Por Renato Moura

O almirante Américo Tomás, em 1958, foi dado como eleito Presidente da República, numas eleições nas quais a oposição, encabeçada pelo general Humberto Delgado, fora proibida de fiscalizar a votação. Em 1965 já foi reeleito apenas por um colégio eleitoral e também assim reeleito em Julho de 1972.

Estava eu, ao tempo, na memorável ilha de Santa Maria e chefiava a Repartição de Finanças, por um curto período, devido à ausência do titular do cargo.

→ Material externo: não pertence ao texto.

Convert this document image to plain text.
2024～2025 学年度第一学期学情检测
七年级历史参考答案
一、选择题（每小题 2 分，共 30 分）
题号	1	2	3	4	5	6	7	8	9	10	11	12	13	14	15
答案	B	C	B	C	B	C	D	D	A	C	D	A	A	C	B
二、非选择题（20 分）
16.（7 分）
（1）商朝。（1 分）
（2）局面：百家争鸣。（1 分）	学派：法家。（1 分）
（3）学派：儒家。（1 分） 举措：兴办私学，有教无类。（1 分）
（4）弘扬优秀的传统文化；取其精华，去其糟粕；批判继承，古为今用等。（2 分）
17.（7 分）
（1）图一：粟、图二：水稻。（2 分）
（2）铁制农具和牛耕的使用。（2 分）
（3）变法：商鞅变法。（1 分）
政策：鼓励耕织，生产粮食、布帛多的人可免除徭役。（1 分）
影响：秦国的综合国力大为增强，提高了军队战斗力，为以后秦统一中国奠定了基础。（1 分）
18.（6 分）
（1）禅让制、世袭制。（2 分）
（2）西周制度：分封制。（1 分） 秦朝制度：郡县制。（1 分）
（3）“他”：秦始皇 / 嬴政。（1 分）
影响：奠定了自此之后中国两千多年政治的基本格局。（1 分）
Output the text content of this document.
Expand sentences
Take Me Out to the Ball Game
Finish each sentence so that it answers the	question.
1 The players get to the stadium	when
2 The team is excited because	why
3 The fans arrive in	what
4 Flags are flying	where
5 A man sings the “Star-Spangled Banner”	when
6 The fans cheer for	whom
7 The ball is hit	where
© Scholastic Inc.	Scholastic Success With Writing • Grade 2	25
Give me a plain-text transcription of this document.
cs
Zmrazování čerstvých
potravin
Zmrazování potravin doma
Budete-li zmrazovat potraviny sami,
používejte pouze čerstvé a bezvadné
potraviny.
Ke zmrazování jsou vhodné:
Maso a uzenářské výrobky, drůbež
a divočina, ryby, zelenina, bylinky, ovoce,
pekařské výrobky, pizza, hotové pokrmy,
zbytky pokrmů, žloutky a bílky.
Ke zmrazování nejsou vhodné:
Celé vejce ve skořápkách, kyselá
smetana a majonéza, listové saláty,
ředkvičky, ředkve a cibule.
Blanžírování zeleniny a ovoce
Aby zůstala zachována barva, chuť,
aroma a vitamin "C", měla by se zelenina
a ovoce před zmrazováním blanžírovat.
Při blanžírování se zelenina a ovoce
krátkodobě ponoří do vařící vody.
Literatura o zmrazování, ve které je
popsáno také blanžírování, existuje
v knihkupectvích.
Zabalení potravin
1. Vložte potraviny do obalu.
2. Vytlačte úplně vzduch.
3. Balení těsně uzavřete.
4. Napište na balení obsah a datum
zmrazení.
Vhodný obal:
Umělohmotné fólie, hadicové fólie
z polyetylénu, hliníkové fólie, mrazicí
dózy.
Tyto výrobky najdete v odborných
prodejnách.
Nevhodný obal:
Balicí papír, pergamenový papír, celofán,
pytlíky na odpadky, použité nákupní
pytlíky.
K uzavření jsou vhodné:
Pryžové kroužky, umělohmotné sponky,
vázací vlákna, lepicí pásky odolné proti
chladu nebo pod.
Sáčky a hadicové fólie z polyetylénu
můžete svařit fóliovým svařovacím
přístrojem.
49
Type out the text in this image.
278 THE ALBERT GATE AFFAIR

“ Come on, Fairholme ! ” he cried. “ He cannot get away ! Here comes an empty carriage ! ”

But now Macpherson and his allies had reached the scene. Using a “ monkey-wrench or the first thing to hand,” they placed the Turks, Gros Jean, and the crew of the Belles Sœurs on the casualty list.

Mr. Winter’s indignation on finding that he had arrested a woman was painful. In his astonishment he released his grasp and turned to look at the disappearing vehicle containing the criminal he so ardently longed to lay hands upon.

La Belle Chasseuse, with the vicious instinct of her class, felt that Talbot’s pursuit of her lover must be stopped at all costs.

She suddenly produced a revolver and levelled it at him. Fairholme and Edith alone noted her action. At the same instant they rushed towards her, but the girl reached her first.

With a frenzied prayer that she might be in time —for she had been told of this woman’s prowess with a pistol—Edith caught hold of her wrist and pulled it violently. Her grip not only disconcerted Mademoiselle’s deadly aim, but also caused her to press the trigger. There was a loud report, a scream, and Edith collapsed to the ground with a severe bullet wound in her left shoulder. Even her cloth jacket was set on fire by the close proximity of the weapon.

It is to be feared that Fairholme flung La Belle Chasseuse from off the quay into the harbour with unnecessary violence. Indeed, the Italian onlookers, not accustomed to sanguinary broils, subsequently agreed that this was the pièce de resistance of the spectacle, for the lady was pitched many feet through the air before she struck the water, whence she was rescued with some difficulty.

Foi então recebida comunicação oficial, na qual era convidado para participar numa “manifestação espontânea” a ter lugar dias depois, no largo junto à Câmara Municipal, para transmitir a satisfação pela reeleição de Américo Tomás.

A eleição era uma tristeza e o convite uma ridicularia! Não me integrei. O Presidente da Câmara, na varanda do Município, foi “surpreendido” por um discurso de “satisfação” dos “manifestantes” e comprometeu-se a transmiti-la ao «supremo magistrado»!

Apesar de me terem feito lembrar a presença da polícia política na ilha (DGS), não me coibi, de vestido com desportivas calças de ganga, me exibir na periferia do largo. Jamais me declarei por isso antifascista. Mas senti a secreta liberdade de não dever nada ao regime. Os poucos participantes certamente não tinham liberdade, ou coragem.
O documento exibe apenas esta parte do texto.